Embora também seja social-democrata, Kukies está claramente associado à ala direita do partido e recentemente não se opôs publicamente a Merz. Kukies pode muito bem ser um candidato aceitável para chanceler, disse uma pessoa próxima a Merz ao POLITICO. Seu inglês impecável, doutorado em finanças pela Universidade de Chicago e uma passagem pela liderança das operações alemãs do Goldman Sachs também ajudariam sua candidatura.
Mas, curiosamente, num recente evento público em Berlim, o Governador do Banco de França, François Villeroy de Galhau, pareceu sugerir que Röller também tem promovido uma mulher alemã – em vez de Nagel – para a presidência.

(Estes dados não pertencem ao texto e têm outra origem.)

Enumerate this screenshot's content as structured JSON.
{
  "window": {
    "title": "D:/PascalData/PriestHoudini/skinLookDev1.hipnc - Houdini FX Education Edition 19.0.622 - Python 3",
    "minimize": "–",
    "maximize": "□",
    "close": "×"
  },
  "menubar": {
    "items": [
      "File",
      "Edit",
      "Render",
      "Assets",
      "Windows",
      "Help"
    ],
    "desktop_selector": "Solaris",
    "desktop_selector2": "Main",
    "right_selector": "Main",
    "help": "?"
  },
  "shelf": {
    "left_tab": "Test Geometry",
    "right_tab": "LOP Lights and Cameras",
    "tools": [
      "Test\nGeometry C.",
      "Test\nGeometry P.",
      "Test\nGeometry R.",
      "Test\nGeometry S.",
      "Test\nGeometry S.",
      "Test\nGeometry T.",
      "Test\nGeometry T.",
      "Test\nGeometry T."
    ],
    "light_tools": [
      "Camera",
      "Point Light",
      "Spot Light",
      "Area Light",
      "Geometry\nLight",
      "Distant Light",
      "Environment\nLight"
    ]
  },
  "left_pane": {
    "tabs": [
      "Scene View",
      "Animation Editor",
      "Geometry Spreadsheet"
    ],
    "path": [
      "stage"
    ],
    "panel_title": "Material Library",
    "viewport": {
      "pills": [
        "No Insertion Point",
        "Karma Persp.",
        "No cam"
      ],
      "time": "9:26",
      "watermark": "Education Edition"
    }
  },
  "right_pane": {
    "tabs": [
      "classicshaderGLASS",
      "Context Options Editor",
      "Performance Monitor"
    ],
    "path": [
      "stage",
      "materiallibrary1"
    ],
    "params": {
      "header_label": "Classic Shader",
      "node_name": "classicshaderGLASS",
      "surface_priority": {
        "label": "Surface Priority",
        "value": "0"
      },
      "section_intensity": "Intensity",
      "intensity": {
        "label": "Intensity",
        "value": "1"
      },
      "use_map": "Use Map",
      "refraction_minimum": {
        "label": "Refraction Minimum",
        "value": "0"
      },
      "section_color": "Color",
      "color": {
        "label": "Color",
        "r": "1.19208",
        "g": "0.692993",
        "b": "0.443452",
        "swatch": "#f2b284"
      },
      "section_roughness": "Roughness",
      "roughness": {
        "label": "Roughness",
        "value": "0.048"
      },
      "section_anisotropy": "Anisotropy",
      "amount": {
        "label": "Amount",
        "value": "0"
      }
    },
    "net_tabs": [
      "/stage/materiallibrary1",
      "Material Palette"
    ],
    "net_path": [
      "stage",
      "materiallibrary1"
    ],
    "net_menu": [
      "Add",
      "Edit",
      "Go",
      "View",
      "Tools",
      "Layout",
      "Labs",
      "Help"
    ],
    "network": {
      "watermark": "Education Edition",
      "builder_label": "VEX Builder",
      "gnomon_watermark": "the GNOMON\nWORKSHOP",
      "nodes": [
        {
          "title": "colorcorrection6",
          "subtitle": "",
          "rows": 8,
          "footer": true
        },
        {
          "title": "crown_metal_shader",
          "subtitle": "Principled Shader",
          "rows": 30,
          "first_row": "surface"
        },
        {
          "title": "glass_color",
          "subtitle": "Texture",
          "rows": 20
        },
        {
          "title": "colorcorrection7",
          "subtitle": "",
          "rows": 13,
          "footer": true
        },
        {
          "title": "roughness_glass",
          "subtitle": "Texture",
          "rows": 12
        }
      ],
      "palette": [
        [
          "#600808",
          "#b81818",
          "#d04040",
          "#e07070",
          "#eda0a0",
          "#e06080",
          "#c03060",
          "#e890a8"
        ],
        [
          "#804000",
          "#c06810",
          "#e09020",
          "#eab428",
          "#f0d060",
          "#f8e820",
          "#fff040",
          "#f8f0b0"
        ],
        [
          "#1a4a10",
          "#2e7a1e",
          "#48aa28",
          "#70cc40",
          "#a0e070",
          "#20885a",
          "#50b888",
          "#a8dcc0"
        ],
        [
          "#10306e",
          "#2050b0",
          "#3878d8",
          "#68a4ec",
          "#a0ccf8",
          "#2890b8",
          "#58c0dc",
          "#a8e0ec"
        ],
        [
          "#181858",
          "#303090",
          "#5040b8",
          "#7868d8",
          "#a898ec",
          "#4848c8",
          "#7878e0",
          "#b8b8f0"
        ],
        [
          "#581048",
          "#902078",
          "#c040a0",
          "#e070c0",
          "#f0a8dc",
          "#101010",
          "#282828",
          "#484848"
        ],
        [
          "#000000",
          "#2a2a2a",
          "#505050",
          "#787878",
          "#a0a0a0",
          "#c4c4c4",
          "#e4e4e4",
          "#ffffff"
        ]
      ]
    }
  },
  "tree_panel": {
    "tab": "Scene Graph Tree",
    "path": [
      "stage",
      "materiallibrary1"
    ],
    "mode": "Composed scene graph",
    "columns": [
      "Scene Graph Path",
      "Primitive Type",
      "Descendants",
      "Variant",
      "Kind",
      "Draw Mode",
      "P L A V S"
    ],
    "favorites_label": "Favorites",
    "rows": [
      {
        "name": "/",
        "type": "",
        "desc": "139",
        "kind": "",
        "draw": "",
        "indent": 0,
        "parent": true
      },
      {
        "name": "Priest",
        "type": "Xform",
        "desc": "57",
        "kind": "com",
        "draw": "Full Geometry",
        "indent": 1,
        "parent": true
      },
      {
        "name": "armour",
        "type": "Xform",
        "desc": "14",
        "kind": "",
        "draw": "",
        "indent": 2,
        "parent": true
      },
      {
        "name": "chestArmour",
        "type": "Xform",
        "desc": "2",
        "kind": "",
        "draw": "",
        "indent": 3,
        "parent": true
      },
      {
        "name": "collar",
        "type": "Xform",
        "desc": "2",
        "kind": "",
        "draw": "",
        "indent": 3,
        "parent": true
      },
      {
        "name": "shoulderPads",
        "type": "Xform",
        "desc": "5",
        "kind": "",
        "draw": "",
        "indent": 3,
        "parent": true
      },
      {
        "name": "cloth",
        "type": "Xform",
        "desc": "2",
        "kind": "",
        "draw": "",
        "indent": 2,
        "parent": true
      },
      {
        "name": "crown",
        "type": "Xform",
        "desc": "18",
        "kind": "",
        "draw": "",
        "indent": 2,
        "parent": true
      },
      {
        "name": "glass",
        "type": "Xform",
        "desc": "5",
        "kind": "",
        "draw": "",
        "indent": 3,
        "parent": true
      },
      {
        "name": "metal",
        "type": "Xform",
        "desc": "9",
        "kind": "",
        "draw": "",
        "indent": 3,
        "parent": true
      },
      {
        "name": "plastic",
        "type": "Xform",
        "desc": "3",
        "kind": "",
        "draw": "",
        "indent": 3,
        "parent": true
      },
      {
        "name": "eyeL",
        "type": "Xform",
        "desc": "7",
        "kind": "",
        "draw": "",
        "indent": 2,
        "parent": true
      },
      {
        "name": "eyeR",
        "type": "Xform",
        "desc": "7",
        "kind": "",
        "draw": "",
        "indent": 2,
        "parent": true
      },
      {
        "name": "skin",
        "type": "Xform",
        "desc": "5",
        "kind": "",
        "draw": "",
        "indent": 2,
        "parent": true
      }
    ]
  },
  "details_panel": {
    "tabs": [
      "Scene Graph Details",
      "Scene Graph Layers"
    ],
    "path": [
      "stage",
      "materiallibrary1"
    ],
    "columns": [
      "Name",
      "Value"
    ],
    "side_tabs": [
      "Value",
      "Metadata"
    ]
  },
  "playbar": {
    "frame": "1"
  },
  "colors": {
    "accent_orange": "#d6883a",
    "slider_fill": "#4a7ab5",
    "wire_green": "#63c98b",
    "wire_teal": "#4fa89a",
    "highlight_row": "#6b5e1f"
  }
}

Essa mulher poderia ser a actual chefe de mercados do BCE, Isabel Schnabel, que estaria de olho no cargo. Normalmente, porém, ninguém está autorizado a servir mais de um mandato no Conselho Executivo, o que significa que seria necessário encontrar uma lacuna legal para acomodá-lo. Dada a presença de candidatos alternativos, e dado que outros Estados-membros podem considerá-la excessivamente agressiva, um antigo membro do conselho disse que não há razão óbvia para que a Alemanha se arrisque a promovê-la.
Em qualquer caso, Berlim poderá preferir apoiar um falcão de outro país, para evitar pressões para desistir precocemente da presidência da Comissão Europeia: o mandato de Ursula von der Leyen termina em 2029.
Indo holandês?
Entra em cena Klaas Knot, que deixou o cargo de presidente do banco central holandês em junho, após 14 anos. Knot, tal como Draghi, antigo presidente do Conselho de Estabilidade Financeira, traria profunda experiência institucional e conhecimentos de política monetária. Ele também obteve comentários visivelmente de apoio no mês passado de Lagarde, que disse que “tem o intelecto”, bem como a resistência e a capacidade “rara” e “muito necessária” para incluir pessoas.
A maioria dos obstáculos no caminho de Knot parecem superáveis: embora tenha adoptado uma linha claramente agressiva durante a crise da zona euro, tornou-se um jogador de equipa com muito mais nuances durante o seu segundo mandato. E embora a Holanda ainda tivesse um representante – Frank Elderson – no seu conselho de administração quando a presidência chegasse, uma situação semelhante foi resolvida com bastante facilidade em 2011, quando Lorenzo Bini Smaghi saiu mais cedo para dar lugar a Draghi.